Aslında benim için oldukça zor bir iş bu çünkü ben bir teknoloji özürlüyüm. Teknolojik şeyler çok canımı sıkıyor ve onları mümkün olduğunca basit şekilde kullanıyorum. Cep telefonumu sadece mesaj atmak, birini aramak ya da arayana cevap vermek için kullanıyorum. Bilgisayarımı ise msn, maillerime bakmak ve daktilo niyetine kullanıyorum.

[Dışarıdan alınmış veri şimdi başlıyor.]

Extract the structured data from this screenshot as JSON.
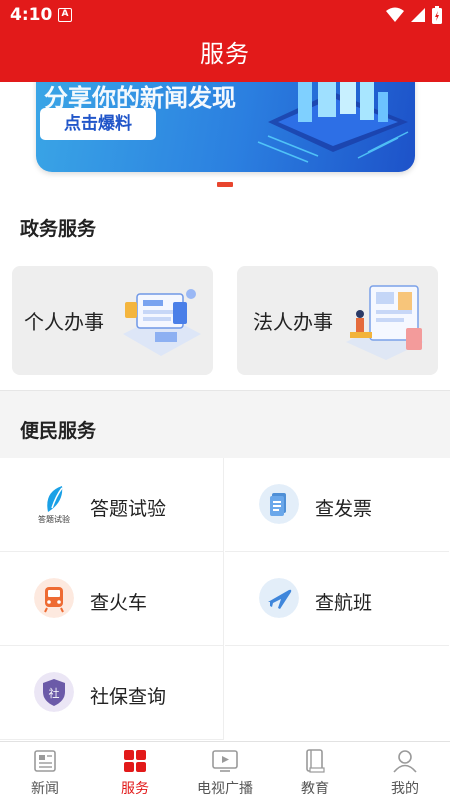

Belki "e o zaman niye blog açtın?" dersiniz; bu soruya cevap olarak verilecek nedenlerden bir tanesi biraz olsun teknofobikliğimi üzerimden atmak. Hatta bu yolla çeşitli atraksiyonlar öğrenip olurda günün birinde renkli gözlü kıvırcık bir beye hava atabilir, "aman da bu kız neler biliyormuş" diyerek göz bebeklerinin kalp şekline dönmesine yol açabilirim.
Hayal işte! ama neden olmasın. Olumlu düşünüp gerçekleştiğini gözümün önünde canlandırmalı ve istemeliyim. Son günlerde herkesin kısık gözlerle mırıldanarak dolaşması şu "Secret" denen kitap+film yüzünden sanırım. Ben dahil herkes kitabı ikişer kez okuyup hayallerine nasıl kavuşacağını öğrenmeye çalışıyor. Gerçekten işe yarıyor mu yoksa 21.yüzyıl insanını gaza getirmenin yeni yöntemimi olduğuna daha tam karar veremedim ama bugün öyle birşey oldu ki eğer bu işte "secret"ın parmağı varsa helal olsun, kimse beni tutmasın.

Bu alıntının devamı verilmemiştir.